Finished my first shift with Hatts Off. It's an overnight position, so it started Sunday night and ended Monday morning. Last time I did an overnight was at Dare, the cookie factory where they had me counting wafer cookie sheets on my first shift, which is worse than counting sheep for making you drowsy, and then they had me acting as an Oven Room worker, but I spent all my time in Packaging, because at Dare, for whatever reason, they only have male Oven Room workers and only female Packagers, but there was a heavy lifting position in Packaging.

That was the gap summer between year 1 and year 2 of Social Work, and Liberty Staffing was giving me regular short-term assignments at Well.ca, Bird Packaging, Dare, and some plastic company, which were all on the same street. Liberty owns that street.

 I also did overnights before college, as an assembly worker for LPP, as a machine operator at Linnex, and I did rotating shifts at the Linimar Centre. Never done it for a social work field, though. I don't hate nights, but rotating is brutal, since you can't get your internal clock used to anything.

Before my first shift, I worker with two Extend-a-Family contracts, which means that I managed to work seventeen and a half hours in under twenty four hours, not including travel time.

Whooooo! Those are HOURS baby! For someone who hasn't been getting enough of them, that's satisfying.

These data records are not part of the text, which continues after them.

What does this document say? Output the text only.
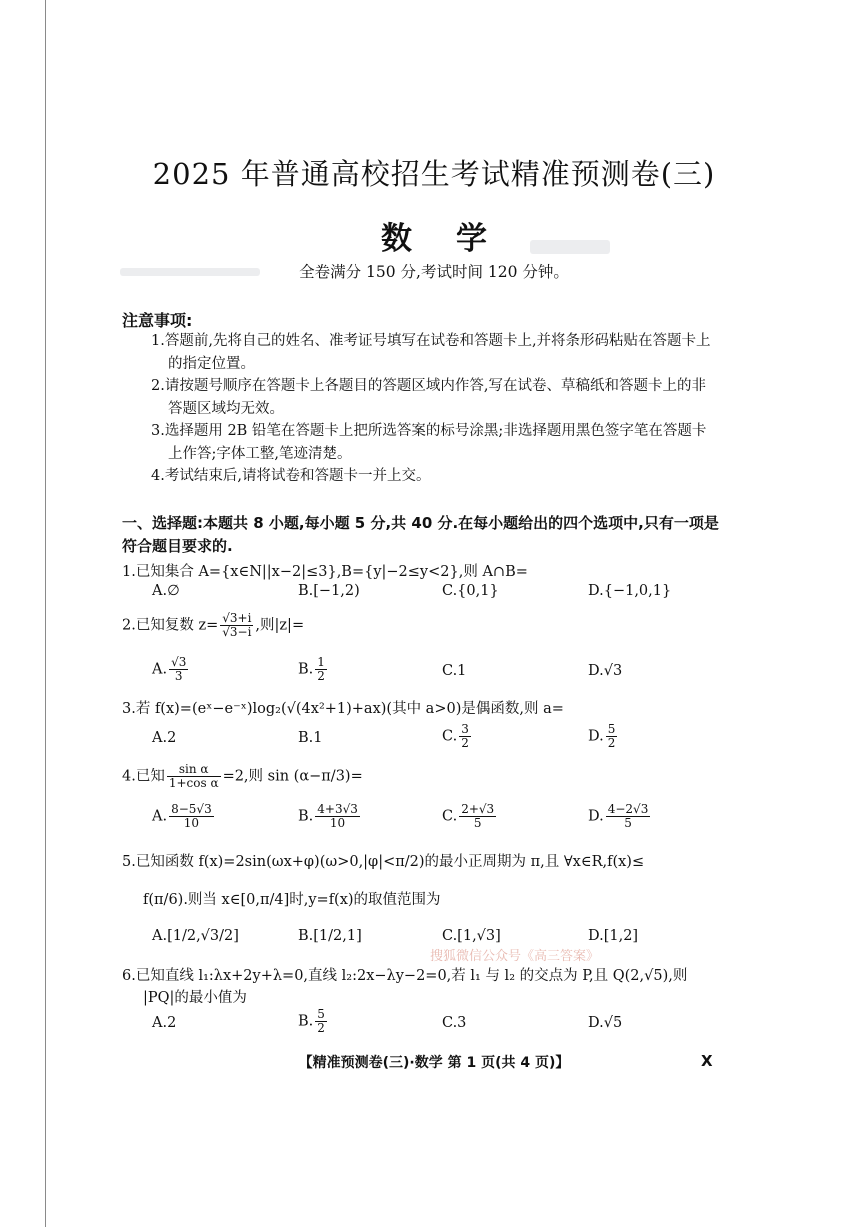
2025 年普通高校招生考试精准预测卷(三)
数学
全卷满分 150 分,考试时间 120 分钟。
注意事项:
1.答题前,先将自己的姓名、准考证号填写在试卷和答题卡上,并将条形码粘贴在答题卡上
的指定位置。
2.请按题号顺序在答题卡上各题目的答题区域内作答,写在试卷、草稿纸和答题卡上的非
答题区域均无效。
3.选择题用 2B 铅笔在答题卡上把所选答案的标号涂黑;非选择题用黑色签字笔在答题卡
上作答;字体工整,笔迹清楚。
4.考试结束后,请将试卷和答题卡一并上交。
一、选择题:本题共 8 小题,每小题 5 分,共 40 分.在每小题给出的四个选项中,只有一项是符合题目要求的.
1.已知集合 A={x∈N||x−2|≤3},B={y|−2≤y<2},则 A∩B=
A.∅	B.[−1,2)	C.{0,1}	D.{−1,0,1}
2.已知复数 $z= \frac{√3+i}{√3-i}$ ,则|z|=
A. $\frac{√3}{3}$	B. $\frac{1}{2}$	C.1	D.√3
3.若 f(x)=(eˣ−e⁻ˣ)log₂(√(4x²+1)+ax)(其中 a>0)是偶函数,则 a=
A.2	B.1	C. $\frac{3}{2}$	D. $\frac{5}{2}$
4.已知 $\frac{\text{sin α}}{\text{1+cos α}} =2$,则 sin (α−π/3)=
A. $\frac{8-5√3}{10}$	B. $\frac{4+3√3}{10}$	C. $\frac{2+√3}{5}$	D. $\frac{4-2√3}{5}$
5.已知函数 f(x)=2sin(ωx+φ)(ω>0,|φ|<π/2)的最小正周期为 π,且 ∀x∈R,f(x)≤
f(π/6).则当 x∈[0,π/4]时,y=f(x)的取值范围为
A.[1/2,√3/2]	B.[1/2,1]	C.[1,√3]	D.[1,2]
搜狐微信公众号《高三答案》
6.已知直线 l₁:λx+2y+λ=0,直线 l₂:2x−λy−2=0,若 l₁ 与 l₂ 的交点为 P,且 Q(2,√5),则
|PQ|的最小值为
A.2	B. $\frac{5}{2}$	C.3	D.√5
【精准预测卷(三)·数学 第 1 页(共 4 页)】	X
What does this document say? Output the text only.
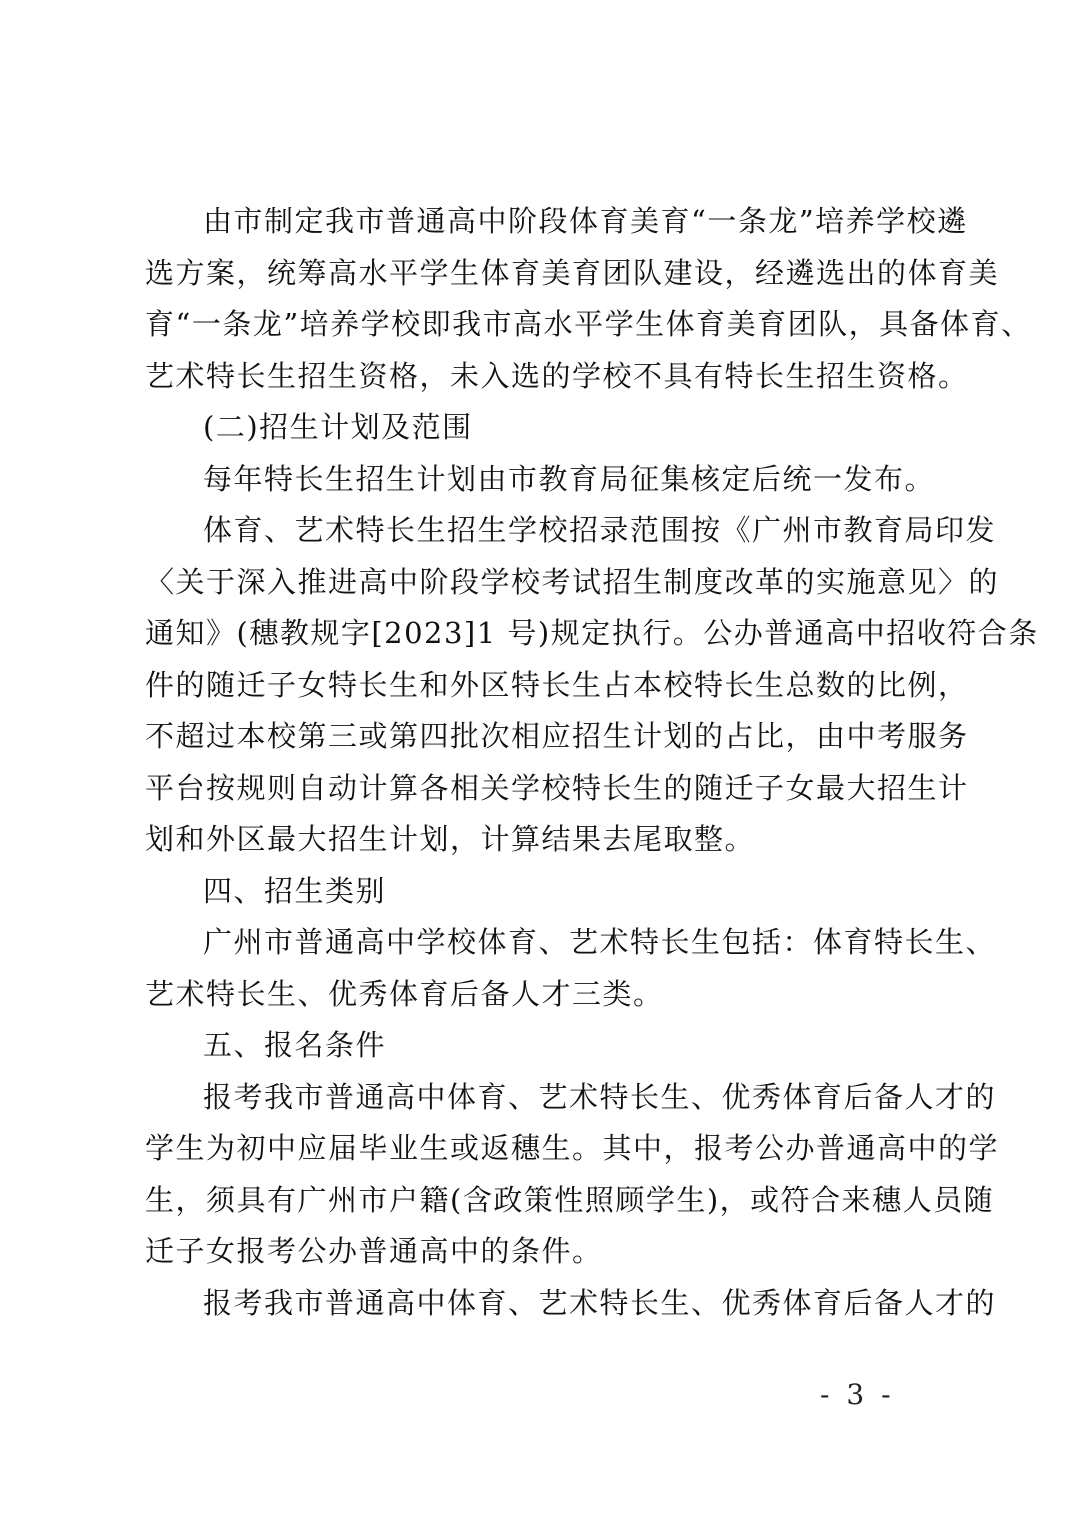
由市制定我市普通高中阶段体育美育“一条龙”培养学校遴
选方案，统筹高水平学生体育美育团队建设，经遴选出的体育美
育“一条龙”培养学校即我市高水平学生体育美育团队，具备体育、
艺术特长生招生资格，未入选的学校不具有特长生招生资格。
(二)招生计划及范围
每年特长生招生计划由市教育局征集核定后统一发布。
体育、艺术特长生招生学校招录范围按《广州市教育局印发
〈关于深入推进高中阶段学校考试招生制度改革的实施意见〉的
通知》(穗教规字[2023]1 号)规定执行。公办普通高中招收符合条
件的随迁子女特长生和外区特长生占本校特长生总数的比例，
不超过本校第三或第四批次相应招生计划的占比，由中考服务
平台按规则自动计算各相关学校特长生的随迁子女最大招生计
划和外区最大招生计划，计算结果去尾取整。
四、招生类别
广州市普通高中学校体育、艺术特长生包括：体育特长生、
艺术特长生、优秀体育后备人才三类。
五、报名条件
报考我市普通高中体育、艺术特长生、优秀体育后备人才的
学生为初中应届毕业生或返穗生。其中，报考公办普通高中的学
生，须具有广州市户籍(含政策性照顾学生)，或符合来穗人员随
迁子女报考公办普通高中的条件。
报考我市普通高中体育、艺术特长生、优秀体育后备人才的
- 3 -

My first shift was night of the full moon. This sketched me out because at both UMAB and Safe Management training, they really played up the ominous nature of the full moon, saying it's the worst day of every month.

Was fine though. I may finally have developed a sustainable way of living. Only took me until I was twenty-freakin'-seven. The question now is what do I do if I get accepted into university. I'm an ambitious person, but after dealing with so many unwanted challenges for as long as I have, there's a real temptation to just set up camp, make money, pay off my credit card, put money back into my savings, take driving lessons, and know that, if I keep doing tomorrow what I did today, I will survive.

It was a weird day in general, though. Daylight Savings time, my brother's birthday, full moon and start of my first shift.

My brother's 25 by the way. Quarter century, it's kind of a weird one. 26 and 27 have been more comfortable because they aren't round numbers like that. He seemed to take it alright.